Não há como negar que existe uma brutal injustiça social no Brasil e que os negros são as suas maiores vítimas. Não precisamos de grandes estudos estatísticos para concluir que quase a totalidade dos negros brasileiros é pobre e não tem acesso ao ensino de boa qualidade; aqueles que de alguma forma se sobressaem na nossa sociedade, com raras exceções, são artistas populares ou jogadores de futebol. Só essa constatação já é justificativa suficiente para que alguma ação afirmativa, como cotas, seja feita no Brasil.

A justificativa de que essas ações afirmativas ferem os direitos constitucionais do cidadão precisa ser olhada com devido cuidado. Os aspectos históricos de construção do nosso povo mostram que os negros, índios e pobres deste país sempre foram tratados como seres de terceira categoria e nunca tiveram o estado como aliado. Dizer que a grande massa de pobres no Brasil tem os mesmos direitos que o restante da sociedade é uma grande falácia, ou por uma visão pouco aprofundada de nossa história ou por interesses particulares.

As cotas não devem ser descartadas, pois é uma forma que o país tem de pagar uma dívida histórica com o seu povo pobre e sofrido. É claro que não devem durar para sempre e necessitam de ser acompanhadas de outras ações para melhoria do ensino público para as nossas crianças e jovens.

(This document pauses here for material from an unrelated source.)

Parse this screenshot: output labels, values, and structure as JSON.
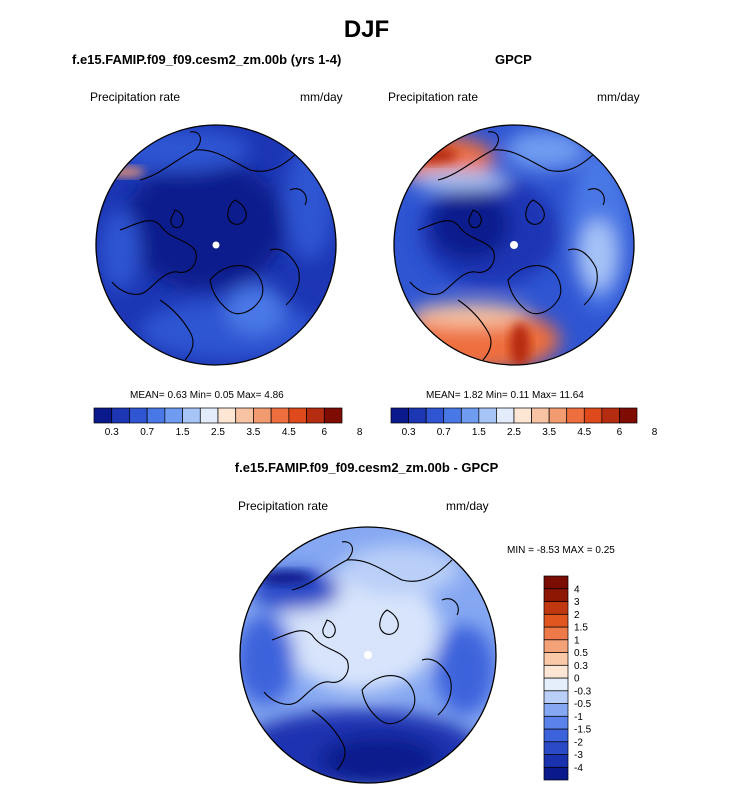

Quanto aos percentuais e à forma como devem ser implementadas, cabe à sociedade uma análise mais profunda. Um exemplo de experiência com cotas aconteceu na antiga Escola Técnica Federal do Espírito Santo, quando era seu diretor o Professor Carlos Roberto Alves dos Santos. A Instituição estabeleceu que as vagas deveriam ser divididas proporcionalmente ao número de alunos inscritos oriundos das escolas públicas e das escolas privadas. Assim, os alunos das escolas privadas e das escolas públicas concorriam somente com os seus pares. Essa ação afirmativa foi na época muito bem aceita pela sociedade e permitiu que alunos das camadas sociais mais pobres tivessem acesso à Instituição.

* O autor e professor de matemática e estatística do Centro Federal de Educação Tecnológica do Espírito Santo e membro efetivo da Academia Calçadense de Letras.